私が最近感銘を受けた本を紹介します。薄井シンシアさんという方がいらっしゃいまして、この人はまだ女性は結婚で退職するのが当たり前の時代に、結婚してもキャリアを続ける!専業主婦にはならない!と仕事をしてたんですが、子供を授かったときに「私はこの子を立派に育て上げる!」と決意し、いきなりスパッと専業主婦になられた。その後、配偶者の転勤で海外を転々とされるんですが、娘さんが高校生になって手が離れたときに、バンコクでかつて娘さんがお世話になった学校から「カフェテリアのおばちゃんをやってくれ」と打診され、それを引き受けます。

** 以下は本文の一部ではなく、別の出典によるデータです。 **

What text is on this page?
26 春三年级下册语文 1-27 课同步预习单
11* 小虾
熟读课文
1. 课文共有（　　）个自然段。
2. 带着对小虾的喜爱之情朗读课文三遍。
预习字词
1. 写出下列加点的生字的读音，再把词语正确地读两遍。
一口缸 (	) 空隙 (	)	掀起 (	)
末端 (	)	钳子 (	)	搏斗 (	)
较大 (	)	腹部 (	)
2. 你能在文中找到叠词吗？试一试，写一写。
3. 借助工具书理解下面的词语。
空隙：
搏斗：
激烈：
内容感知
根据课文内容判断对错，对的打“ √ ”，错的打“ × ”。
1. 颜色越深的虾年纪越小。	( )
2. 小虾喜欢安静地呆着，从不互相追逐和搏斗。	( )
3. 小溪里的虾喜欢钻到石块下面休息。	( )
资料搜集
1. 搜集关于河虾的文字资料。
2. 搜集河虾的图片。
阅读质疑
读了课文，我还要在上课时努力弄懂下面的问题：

ところがこれがただの配膳のおばちゃんで終わらない。主婦時代に得たスキルで、次々と改革していき、結果を出します。
しかし、日本に帰ってさあまた就職しよう、となっても、「専業主婦17年、カフェテリアのおばちゃんやってました」ではキャリアとして認めてもらえない。どうにかして入れたところが電話受付のパートだった。しかしそこでも結果を出し、そうやってメキメキ力を発揮しているうちに知人から声をかけてもらって、ホテルの副支配人に……と、まあすごい経歴の持ち主なんです、この人。

  →薄井シンシアさんのインタビューはこちら

  →著書はこちら

彼女自身、専業主婦はマルチタスクでクリエイティブでありビジネスに応用できると言い切り、専業主婦をキャリアにしよう、という視点で17年間を過ごしていた。交渉術などもPTAの経験とか、話が通じない子供相手の交渉の経験とかが生きてるそうです。

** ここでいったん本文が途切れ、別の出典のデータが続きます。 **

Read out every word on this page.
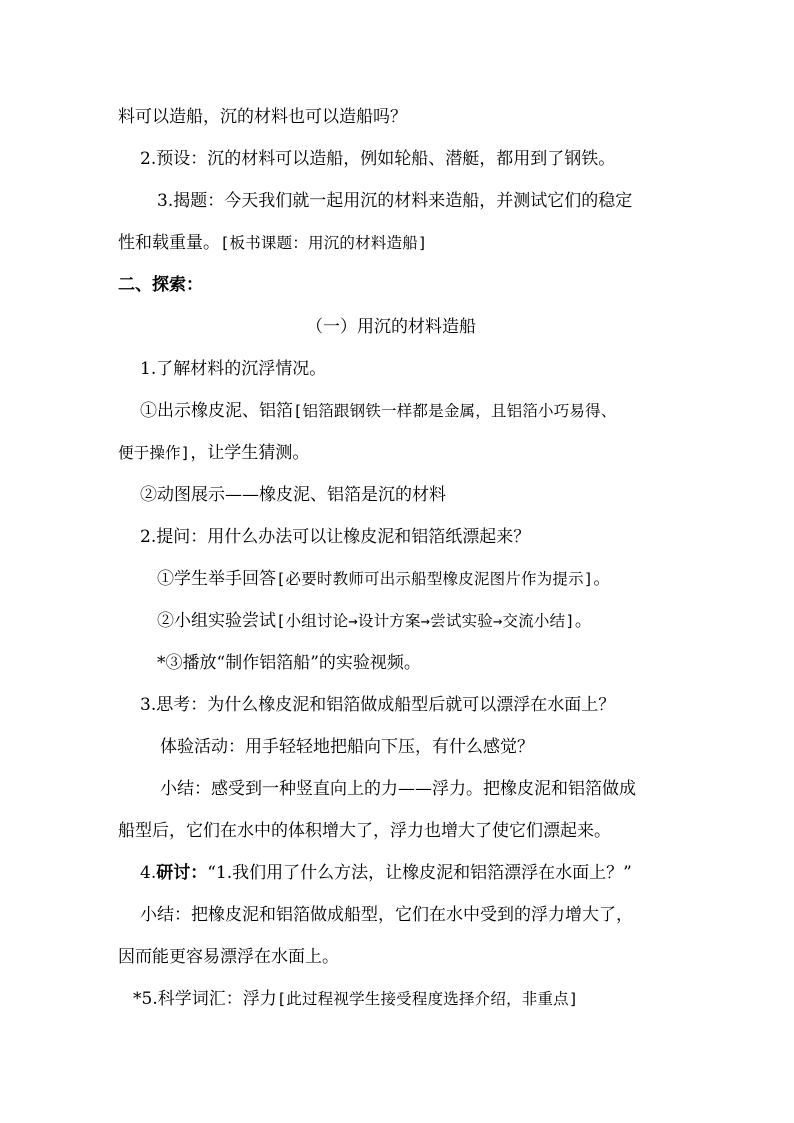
料可以造船，沉的材料也可以造船吗？
2.预设：沉的材料可以造船，例如轮船、潜艇，都用到了钢铁。
3.揭题：今天我们就一起用沉的材料来造船，并测试它们的稳定
性和载重量。[板书课题：用沉的材料造船]
二、探索：
（一）用沉的材料造船
1.了解材料的沉浮情况。
①出示橡皮泥、铝箔[铝箔跟钢铁一样都是金属，且铝箔小巧易得、
便于操作]，让学生猜测。
②动图展示——橡皮泥、铝箔是沉的材料
2.提问：用什么办法可以让橡皮泥和铝箔纸漂起来？
①学生举手回答[必要时教师可出示船型橡皮泥图片作为提示]。
②小组实验尝试[小组讨论→设计方案→尝试实验→交流小结]。
*③播放“制作铝箔船”的实验视频。
3.思考：为什么橡皮泥和铝箔做成船型后就可以漂浮在水面上？
体验活动：用手轻轻地把船向下压，有什么感觉？
小结：感受到一种竖直向上的力——浮力。把橡皮泥和铝箔做成
船型后，它们在水中的体积增大了，浮力也增大了使它们漂起来。
4.研讨：“1.我们用了什么方法，让橡皮泥和铝箔漂浮在水面上？”
小结：把橡皮泥和铝箔做成船型，它们在水中受到的浮力增大了，
因而能更容易漂浮在水面上。
*5.科学词汇：浮力[此过程视学生接受程度选择介绍，非重点]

これは、一度キャリアから降りた人にはとても勇気付けられる事例じゃないかなと思います。ここにいらっしゃる男性の方、多分それぞれの企業で偉い人なんじゃないかな、と思うんですけど、「専業主婦はダメ!使えない」とばっさり切り捨てるのではなく、どうか門戸を開いていただいて、どうやったら専業主婦だった彼女らや、現在進行形で育児と両立している制約人材が能力を発揮できるかという視点で考えていただければと思って紹介しました。

というわけで、最後に、私は一つのことを20年30年続けてきた職人のような生き方はしていませんので、専門性といったところでは人に負ける自信はあります。ただ、こうやって紆余曲折経て仕事の仕方を変えても、それなりに楽しく人生のポイントポイントを押さえていけてるし、こんな働き方でも需要はあるので、何かのヒントになれば幸いです。

で、もし人生の一時期ちょっと一休みするって決めたら、キラキラハイスペックな人を見てうらやましがっても仕方ないんで、よそはよそ、うちはうち〜という心を大事にしてください。